Trinity’s covenant, the majority said, imposed inequitable barriers on entry, especially for LGBTQ students, and held that the actions of the law societies reflected a “proportionate balancing” of the Charter protections at play. It may sound fair and reasonable but it is actually profoundly twisted. The case did not feature competing Charter protections. Trinity’s religious freedoms were not pitted against the equality rights of LGBTQ persons because no such rights existed. The Charter does not apply against anyone but the state.

As a private religious institution, Trinity was not subject to the Charter or for that matter to the B.C. Human Rights Code. Trinity was the only party with Charter rights, enforceable against the law societies as agencies of the state. Calling the covenant an “inequitable barrier” is disingenuous. Religious communities consist of private persons gathering together and agreeing on a code to which they choose to adhere. They impose those standards on no one but themselves. No one is forced to join them and no one has the right to go to their law school, which is part of a private religious institution. There is nothing to “balance.” Until, of course, the court invokes Charter values. You know, the vibe of the thing.

And what, pray tell, are the values of the Charter? They are not, as one might expect, the values reflected in the rights and freedoms that the Charter actually lists. If religious freedom is a fundamental freedom, is the value of religious freedom not a Charter value? The answer, apparently, is no. Turns out Charter values aren’t the vibe of the actual thing at all, but a competing set of moral judgments that exists in the Court’s imagination.
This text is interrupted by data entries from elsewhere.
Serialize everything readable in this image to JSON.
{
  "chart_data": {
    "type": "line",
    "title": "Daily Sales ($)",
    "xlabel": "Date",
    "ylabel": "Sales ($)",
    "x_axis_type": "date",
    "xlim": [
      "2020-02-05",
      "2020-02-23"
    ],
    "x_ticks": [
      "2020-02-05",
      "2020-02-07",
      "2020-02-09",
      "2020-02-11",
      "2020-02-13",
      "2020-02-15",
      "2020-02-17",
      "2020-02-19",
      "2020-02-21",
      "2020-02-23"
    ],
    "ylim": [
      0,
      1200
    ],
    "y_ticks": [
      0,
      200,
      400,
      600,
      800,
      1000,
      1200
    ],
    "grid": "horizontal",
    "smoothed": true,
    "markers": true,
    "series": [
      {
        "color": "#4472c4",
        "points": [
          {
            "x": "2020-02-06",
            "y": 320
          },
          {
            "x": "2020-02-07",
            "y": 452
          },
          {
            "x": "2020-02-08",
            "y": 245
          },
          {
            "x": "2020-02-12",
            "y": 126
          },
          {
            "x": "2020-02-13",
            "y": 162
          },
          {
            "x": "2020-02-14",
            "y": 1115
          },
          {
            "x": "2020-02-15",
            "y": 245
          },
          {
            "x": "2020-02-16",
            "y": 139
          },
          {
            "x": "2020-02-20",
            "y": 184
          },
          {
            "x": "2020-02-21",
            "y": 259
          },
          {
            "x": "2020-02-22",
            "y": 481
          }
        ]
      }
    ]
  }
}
The Charter was conceived and drafted as a roster of individual negative rights that protected against interference from an overbearing state.
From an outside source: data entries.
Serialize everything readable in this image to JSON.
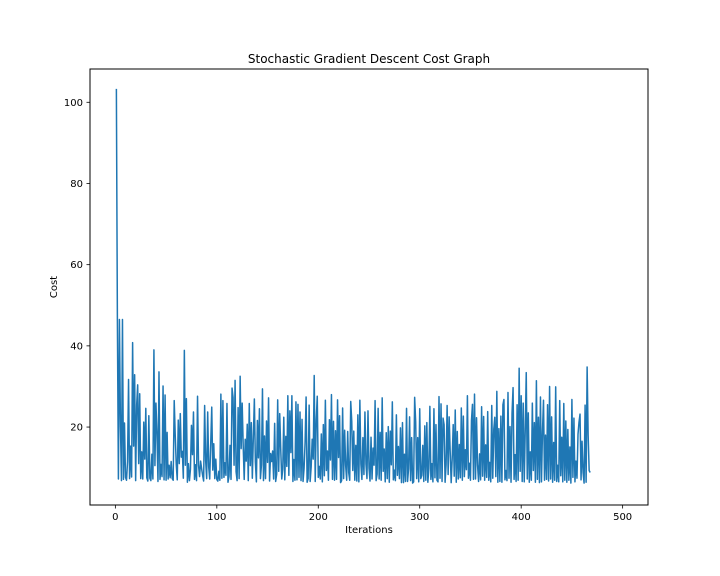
{
  "chart_data": {
    "type": "line",
    "title": "Stochastic Gradient Descent Cost Graph",
    "xlabel": "Iterations",
    "ylabel": "Cost",
    "xlim": [
      -25,
      525
    ],
    "ylim": [
      0.8,
      108.2
    ],
    "x_ticks": [
      0,
      100,
      200,
      300,
      400,
      500
    ],
    "y_ticks": [
      20,
      40,
      60,
      80,
      100
    ],
    "grid": false,
    "legend": "none",
    "line_color": "#1f77b4",
    "series": [
      {
        "x_start": 1,
        "x_step": 1,
        "values": [
          103.3,
          46.3,
          7.2,
          46.5,
          20.6,
          6.8,
          46.5,
          7.1,
          21,
          7.6,
          6.9,
          11.5,
          31.7,
          7.3,
          15.3,
          7.7,
          40.8,
          15.3,
          32.9,
          6.8,
          25.4,
          30.4,
          11,
          28.2,
          7.3,
          13.9,
          7.2,
          21.2,
          12.1,
          24.6,
          7.5,
          6.7,
          22.8,
          7.4,
          6.8,
          13.3,
          7.2,
          39,
          10.5,
          25.9,
          18.6,
          6.6,
          33.6,
          7.1,
          10.8,
          7.8,
          30.1,
          7,
          27.9,
          6.9,
          18.7,
          7.2,
          10.6,
          7.5,
          11.5,
          7.3,
          6.9,
          26.5,
          18.1,
          10.8,
          7,
          21.7,
          11,
          23.3,
          12.6,
          14,
          7.4,
          38.9,
          10.6,
          27,
          6.4,
          11,
          6.8,
          9.6,
          20.4,
          13.2,
          23.7,
          7.1,
          10.7,
          6.8,
          27.6,
          10.5,
          7.8,
          11.6,
          9.8,
          8.1,
          6.7,
          25.3,
          11.7,
          7.3,
          23.7,
          10.2,
          7.2,
          16,
          24.9,
          9.4,
          15.9,
          7.3,
          12.1,
          7.1,
          6.7,
          9.1,
          6.9,
          28.1,
          7.4,
          26.5,
          7.6,
          11.2,
          8.1,
          25.8,
          6.4,
          7.8,
          15.5,
          7.1,
          29.6,
          27.3,
          10.6,
          31.5,
          9,
          6.8,
          24.8,
          7.3,
          32.5,
          14.7,
          25.9,
          15.3,
          7.1,
          17,
          11.6,
          20.7,
          6.8,
          25.8,
          10.5,
          21.1,
          7.4,
          17.5,
          26.9,
          11.4,
          6.5,
          21.6,
          12.4,
          24.5,
          7.3,
          10.7,
          29.4,
          6.8,
          17.8,
          7.3,
          21.5,
          11.3,
          27.2,
          6.7,
          13.5,
          11.5,
          14.1,
          7.2,
          20.9,
          6.6,
          8.4,
          26.7,
          9.1,
          23.3,
          14.6,
          7.2,
          9.7,
          22.4,
          7,
          17.7,
          10.3,
          27.7,
          8.1,
          24,
          13.7,
          27.7,
          6.6,
          12,
          6.9,
          26.2,
          7,
          25.6,
          7.6,
          23.7,
          6.8,
          21.9,
          6.6,
          9.8,
          16.1,
          27.4,
          6.4,
          7.3,
          25.4,
          6.6,
          10.2,
          17,
          12.1,
          32.7,
          6.6,
          21.7,
          27.6,
          7.6,
          10.3,
          7.2,
          18.3,
          6.5,
          20.6,
          8,
          26.6,
          9.3,
          14.1,
          6.9,
          21.8,
          11.9,
          28,
          7.1,
          21.4,
          6.9,
          19.1,
          7.1,
          26.7,
          12.5,
          22.8,
          6.3,
          6.8,
          24.7,
          7.3,
          19.2,
          10.5,
          6.9,
          18.9,
          8.8,
          6.9,
          26.3,
          21.4,
          9.3,
          19,
          6.9,
          15.5,
          6.7,
          23,
          6.5,
          26.6,
          10.9,
          7.1,
          17.4,
          8.3,
          23.7,
          10.9,
          7.3,
          24,
          9.9,
          6.7,
          17.5,
          7.2,
          14.8,
          10.6,
          26.5,
          6.8,
          8.4,
          24.6,
          7.2,
          18.7,
          6.9,
          27.2,
          9.1,
          14.6,
          6.5,
          18.6,
          7.3,
          20.1,
          6.4,
          19,
          10.7,
          26.2,
          7,
          9.4,
          6.8,
          23,
          8.1,
          15.2,
          7.3,
          19.8,
          6.3,
          21.1,
          6.3,
          13.3,
          6.6,
          24.6,
          6.6,
          9.7,
          22.5,
          6.8,
          17.4,
          6.2,
          6.5,
          27.3,
          21.3,
          7.3,
          17.4,
          6.5,
          24.5,
          7.3,
          8.1,
          15.5,
          6.6,
          20.3,
          6.9,
          21.1,
          6.4,
          9.7,
          25.1,
          7.1,
          11,
          6.5,
          24.5,
          7.5,
          20.6,
          6.9,
          6.5,
          27.5,
          7.4,
          25.7,
          6.6,
          22.2,
          20.6,
          6.4,
          10.8,
          25.3,
          8.3,
          22.5,
          14.1,
          6.3,
          12.2,
          20.6,
          7.9,
          24.2,
          6.4,
          18.9,
          7.2,
          15.7,
          7.5,
          24.7,
          6.9,
          22.7,
          7.8,
          14.4,
          9.5,
          27.7,
          7.4,
          11.1,
          6.9,
          21.6,
          25.6,
          7.1,
          28.1,
          7.2,
          22.3,
          10.6,
          6.6,
          13.4,
          7,
          25,
          7.9,
          22.6,
          6.9,
          15.6,
          7.6,
          23.8,
          6.9,
          11.3,
          6.5,
          25.3,
          7.4,
          19.5,
          22.4,
          7.8,
          28.8,
          6.4,
          19.6,
          6.6,
          22.7,
          6.4,
          25.5,
          26.8,
          7,
          9.3,
          6.8,
          28.5,
          7.4,
          20.1,
          6.4,
          23.5,
          29.7,
          7.1,
          13.2,
          6.6,
          25.5,
          6.9,
          34.5,
          9.1,
          27.7,
          6.6,
          25.9,
          6.5,
          19.2,
          33.4,
          7.2,
          23.5,
          6.4,
          13.9,
          6.9,
          25.9,
          9.3,
          21.1,
          6.4,
          31.4,
          7.1,
          22.4,
          6.3,
          27.4,
          6.5,
          18.9,
          26.6,
          6.9,
          18,
          7.1,
          25.5,
          6.7,
          30,
          7.2,
          22.5,
          6.4,
          16.2,
          6.9,
          29.9,
          6.6,
          10.6,
          6.5,
          26.5,
          8,
          17.5,
          6.5,
          25.8,
          6.9,
          21.5,
          6.4,
          19.4,
          6.9,
          15.1,
          6.2,
          26.8,
          7.6,
          22.2,
          6.5,
          11.6,
          7.4,
          18.2,
          21.2,
          23.2,
          7,
          16.5,
          8.8,
          6.2,
          25.4,
          6.4,
          34.8,
          18,
          9.3,
          8.8
        ]
      }
    ]
  }
}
Charter values, as articulated by the court, are collectivist values of progressives: (substantive) equality, (social) justice and (group) dignity. Charter values are decidedly not the individual liberty values of classical liberals or the traditionalist virtues of conservatives.

The brilliant dissenting judgment of Justices Brown and Côté calls a spade a spade: “Charter values like ‘equality,’ ‘justice,’ and ‘dignity’ become mere rhetorical devices by which courts can give priority to particular moral judgments, under the guise of undefined ‘values,’ over other values and over Charter rights themselves.” They explain that the majority’s approach “turns the protective shield of the Charter into a sword by effectively imposing Charter obligations on private actors.” The majority’s invocation of Charter values gives licence to the law societies to run roughshod over Charter rights in the name of the public interest, which is code for the progressive ideals to which all must now comport.
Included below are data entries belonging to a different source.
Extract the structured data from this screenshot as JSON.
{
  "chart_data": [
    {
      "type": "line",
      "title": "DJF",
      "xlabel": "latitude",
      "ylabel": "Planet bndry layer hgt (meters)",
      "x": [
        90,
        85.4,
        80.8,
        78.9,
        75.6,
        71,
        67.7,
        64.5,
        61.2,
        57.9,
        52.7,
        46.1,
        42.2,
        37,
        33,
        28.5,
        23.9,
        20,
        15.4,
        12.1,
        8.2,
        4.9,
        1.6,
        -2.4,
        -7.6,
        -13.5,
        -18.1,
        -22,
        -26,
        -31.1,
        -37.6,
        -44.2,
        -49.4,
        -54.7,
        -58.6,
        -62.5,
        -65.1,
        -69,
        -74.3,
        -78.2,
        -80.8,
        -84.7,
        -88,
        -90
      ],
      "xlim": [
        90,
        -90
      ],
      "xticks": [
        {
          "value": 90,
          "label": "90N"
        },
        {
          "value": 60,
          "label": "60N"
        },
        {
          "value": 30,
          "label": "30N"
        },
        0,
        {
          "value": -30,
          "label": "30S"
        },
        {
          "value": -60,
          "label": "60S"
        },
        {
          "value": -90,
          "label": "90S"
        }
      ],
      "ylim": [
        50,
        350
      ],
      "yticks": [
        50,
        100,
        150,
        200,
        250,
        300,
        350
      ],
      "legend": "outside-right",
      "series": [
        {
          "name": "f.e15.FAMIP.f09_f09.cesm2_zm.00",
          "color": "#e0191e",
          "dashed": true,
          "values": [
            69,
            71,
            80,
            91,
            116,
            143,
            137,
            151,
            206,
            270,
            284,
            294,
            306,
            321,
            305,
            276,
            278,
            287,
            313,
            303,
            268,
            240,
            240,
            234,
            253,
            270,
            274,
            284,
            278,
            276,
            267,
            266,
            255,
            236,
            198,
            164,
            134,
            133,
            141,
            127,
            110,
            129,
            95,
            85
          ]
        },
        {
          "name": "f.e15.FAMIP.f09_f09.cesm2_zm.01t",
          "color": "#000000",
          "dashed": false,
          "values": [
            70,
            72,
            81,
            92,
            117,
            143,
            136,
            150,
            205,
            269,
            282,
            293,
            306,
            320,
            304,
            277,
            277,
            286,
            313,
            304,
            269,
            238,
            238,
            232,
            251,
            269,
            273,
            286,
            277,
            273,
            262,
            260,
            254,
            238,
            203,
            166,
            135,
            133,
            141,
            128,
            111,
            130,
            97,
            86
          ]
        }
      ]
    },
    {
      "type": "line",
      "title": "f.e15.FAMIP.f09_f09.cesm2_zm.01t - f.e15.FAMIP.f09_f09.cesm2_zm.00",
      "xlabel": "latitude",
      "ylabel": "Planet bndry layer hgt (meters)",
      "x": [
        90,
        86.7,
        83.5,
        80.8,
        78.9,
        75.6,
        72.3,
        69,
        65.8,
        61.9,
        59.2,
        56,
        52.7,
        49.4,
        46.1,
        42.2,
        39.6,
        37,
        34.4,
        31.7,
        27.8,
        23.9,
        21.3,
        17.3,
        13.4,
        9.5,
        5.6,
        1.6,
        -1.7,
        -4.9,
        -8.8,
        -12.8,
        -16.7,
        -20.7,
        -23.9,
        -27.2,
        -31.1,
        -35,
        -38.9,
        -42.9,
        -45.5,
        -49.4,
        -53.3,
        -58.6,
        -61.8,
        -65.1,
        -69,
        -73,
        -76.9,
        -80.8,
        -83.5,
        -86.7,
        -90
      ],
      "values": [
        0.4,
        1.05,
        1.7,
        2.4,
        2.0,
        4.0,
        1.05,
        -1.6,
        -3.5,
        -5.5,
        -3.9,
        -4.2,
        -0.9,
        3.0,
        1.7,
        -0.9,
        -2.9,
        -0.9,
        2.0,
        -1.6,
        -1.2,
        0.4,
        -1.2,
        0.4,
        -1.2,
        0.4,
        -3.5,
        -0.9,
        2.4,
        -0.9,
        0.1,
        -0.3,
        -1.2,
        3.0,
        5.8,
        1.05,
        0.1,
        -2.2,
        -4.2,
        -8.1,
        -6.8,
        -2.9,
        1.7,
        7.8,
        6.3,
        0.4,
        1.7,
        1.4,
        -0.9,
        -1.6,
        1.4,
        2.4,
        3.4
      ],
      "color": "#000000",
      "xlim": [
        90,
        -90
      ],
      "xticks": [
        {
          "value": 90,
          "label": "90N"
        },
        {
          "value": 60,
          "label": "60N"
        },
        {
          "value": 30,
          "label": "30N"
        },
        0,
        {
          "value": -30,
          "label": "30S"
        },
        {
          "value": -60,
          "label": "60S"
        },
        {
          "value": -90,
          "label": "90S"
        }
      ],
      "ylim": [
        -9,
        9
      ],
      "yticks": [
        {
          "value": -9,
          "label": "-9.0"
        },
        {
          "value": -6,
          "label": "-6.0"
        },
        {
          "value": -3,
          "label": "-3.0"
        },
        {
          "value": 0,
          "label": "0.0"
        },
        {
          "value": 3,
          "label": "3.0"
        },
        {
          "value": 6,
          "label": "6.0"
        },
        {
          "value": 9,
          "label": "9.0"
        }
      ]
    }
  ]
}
For years, the Supreme Court has insisted that the Canadian Constitution is a “living tree” that may be adapted to changing social circumstances. Using Charter values, the court has taken the project to a new level. The Trinity Western case is the most recent Supreme Court decision to slowly but surely transform the Charter from a roster of liberty rights to a regime of undefined, collectivist values. The court is doing so on its own initiative, without an amending formula, without legislative direction and without a vote from the people. It is nothing less than a slow-motion constitutional coup. And that’s no joke.